Aan de rafelige randen van het rockwereldje gebeuren soms de boeiendste dingen. Trupa Trupa komt uit het Poolse Gdànsk maar geeft veel van hun hippere en beter in de markt gezette Angelsaksische collega’s het nakijken, zeker als het aankomt op veelzijdigheid en experimenteerdrift. Elk nummer is een uitnodiging om het anders aan te pakken dan de vorige keer. Toch zit er nog enige lijn in dit albumpje. Voor Trupa Trupa is dat geen contradictie.
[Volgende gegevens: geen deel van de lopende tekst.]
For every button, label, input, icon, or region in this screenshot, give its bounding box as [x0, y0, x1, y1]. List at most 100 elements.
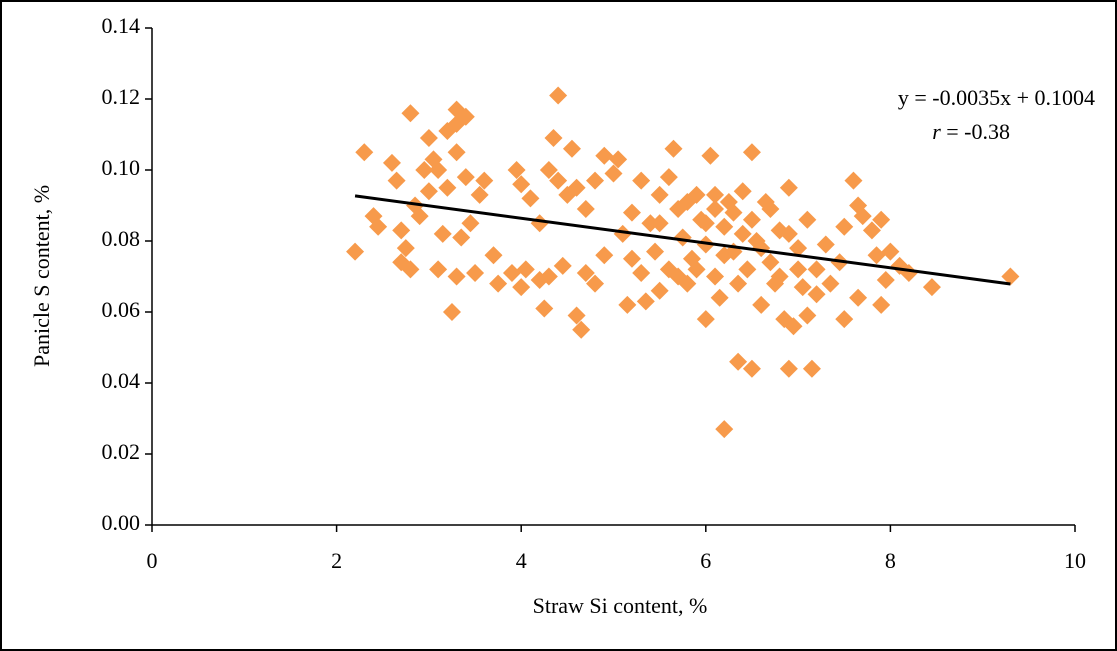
point	[586, 171, 605, 190]
point	[789, 260, 808, 279]
point	[456, 168, 475, 187]
point	[650, 214, 669, 233]
point	[562, 139, 581, 158]
point	[535, 299, 554, 318]
point	[706, 185, 725, 204]
x-tick-label: 4	[516, 548, 527, 573]
x-tick-label: 2	[331, 548, 342, 573]
point	[567, 178, 586, 197]
point	[706, 200, 725, 219]
point	[752, 295, 771, 314]
point	[876, 271, 895, 290]
point	[429, 161, 448, 179]
point	[696, 310, 715, 329]
point	[544, 129, 563, 148]
point	[429, 260, 448, 279]
point	[415, 161, 434, 179]
y-tick-label: 0.04	[102, 368, 141, 393]
point	[650, 185, 669, 204]
point	[821, 274, 840, 293]
point	[447, 267, 466, 286]
point	[484, 246, 503, 265]
point	[586, 274, 605, 293]
point	[396, 239, 415, 258]
point	[715, 420, 734, 439]
point	[752, 239, 771, 258]
x-tick-label: 6	[700, 548, 711, 573]
y-tick-label: 0.00	[102, 510, 141, 535]
point	[507, 161, 526, 179]
point	[549, 86, 568, 105]
point	[659, 168, 678, 187]
point	[604, 164, 623, 183]
point	[447, 143, 466, 162]
point	[729, 352, 748, 371]
point	[401, 260, 420, 279]
point	[475, 171, 494, 190]
point	[646, 242, 665, 261]
point	[567, 306, 586, 325]
point	[779, 224, 798, 243]
point	[641, 214, 660, 233]
point	[710, 288, 729, 307]
point	[784, 317, 803, 336]
point	[849, 288, 868, 307]
y-tick-label: 0.06	[102, 297, 141, 322]
x-tick-label: 8	[885, 548, 896, 573]
point	[1001, 267, 1020, 286]
trendline	[354, 194, 1011, 286]
r-symbol: r	[932, 119, 941, 144]
point	[761, 253, 780, 272]
point	[595, 146, 614, 165]
point	[622, 249, 641, 268]
point	[715, 217, 734, 236]
point	[622, 203, 641, 222]
y-tick-label: 0.12	[102, 84, 141, 109]
point	[355, 143, 374, 162]
point	[539, 161, 558, 179]
point	[576, 263, 595, 282]
y-axis-label: Panicle S content, %	[29, 185, 54, 367]
point	[572, 320, 591, 339]
point	[678, 192, 697, 211]
point	[715, 246, 734, 265]
point	[867, 246, 886, 265]
point	[456, 107, 475, 126]
point	[438, 178, 457, 197]
point	[461, 214, 480, 233]
point	[452, 228, 471, 247]
y-tick-label: 0.08	[102, 226, 141, 251]
point	[369, 217, 388, 236]
point	[466, 263, 485, 282]
point	[742, 143, 761, 162]
point	[779, 359, 798, 378]
point	[410, 207, 429, 226]
point	[664, 139, 683, 158]
point	[687, 260, 706, 279]
point	[553, 256, 572, 275]
x-axis-label: Straw Si content, %	[533, 593, 708, 618]
point	[779, 178, 798, 197]
point	[881, 242, 900, 261]
point	[872, 295, 891, 314]
point	[733, 224, 752, 243]
point	[724, 203, 743, 222]
point	[798, 210, 817, 229]
x-tick-label: 0	[147, 548, 158, 573]
point	[862, 221, 881, 240]
point	[650, 281, 669, 300]
point	[761, 200, 780, 219]
point	[392, 221, 411, 240]
point	[798, 306, 817, 325]
point	[419, 182, 438, 201]
point	[636, 292, 655, 311]
point	[609, 150, 628, 169]
point	[872, 210, 891, 229]
point	[802, 359, 821, 378]
point	[549, 171, 568, 190]
point	[696, 235, 715, 254]
point	[853, 207, 872, 226]
r-value: = -0.38	[941, 119, 1010, 144]
point	[742, 359, 761, 378]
Niemand zal ontkennen dat er hier naar de grote voorgangers uit het verleden is geluisterd. Big Star waait voorbij op ‘Sacrifice’. ‘Give em’all’ kan zo op ‘And then nothing turned itself inside-out’ van Yo La Tengo. Over het algemeen slagen de heren er echter voorbeeldig in hun geheel eigen, mistroostige boompje op te zetten. Zodanig zelfs, dat onze typische neiging om met allerlei referenties te goochelen eventjes de kop wordt ingedrukt, zodat we gewoon kunnen genieten.
Al moeten we dat laatste wel met een emmertje zout nemen. ‘Headache’ is zwartgallig en distopisch. De productie is (bewust) rauw en wankel. Gretig wordt er met deprimerende topoi gestrooid: “Wasteland, wasteland in my arms / Wasteland, wasteland in my heart / Wasteland, wasteland, all I see” Op zichzelf staand, lijken de teksten (Engels met een klad Pools) primitief en primair. De muziek en de drammerige herhaling geven ze echter zin. Daardoor maakt dit kwartet het ons niet makkelijk. Na een paar luisterbeurten worden we echter dusdanig in hun grauwe universum getrokken, dat zoveel negativiteit ons toch positief stemt.
Dit is misschien geen opbeurende kost, maar wel urgent luistervoer, vuige meppen in ons communicantengezicht. Gammele gitaren kletteren op het kerkhof van de jeugd. De wall of sound walst over onze dromen als een bulldozer. Brokstukken zijn enkel nuttig om eens goed op te spuwen.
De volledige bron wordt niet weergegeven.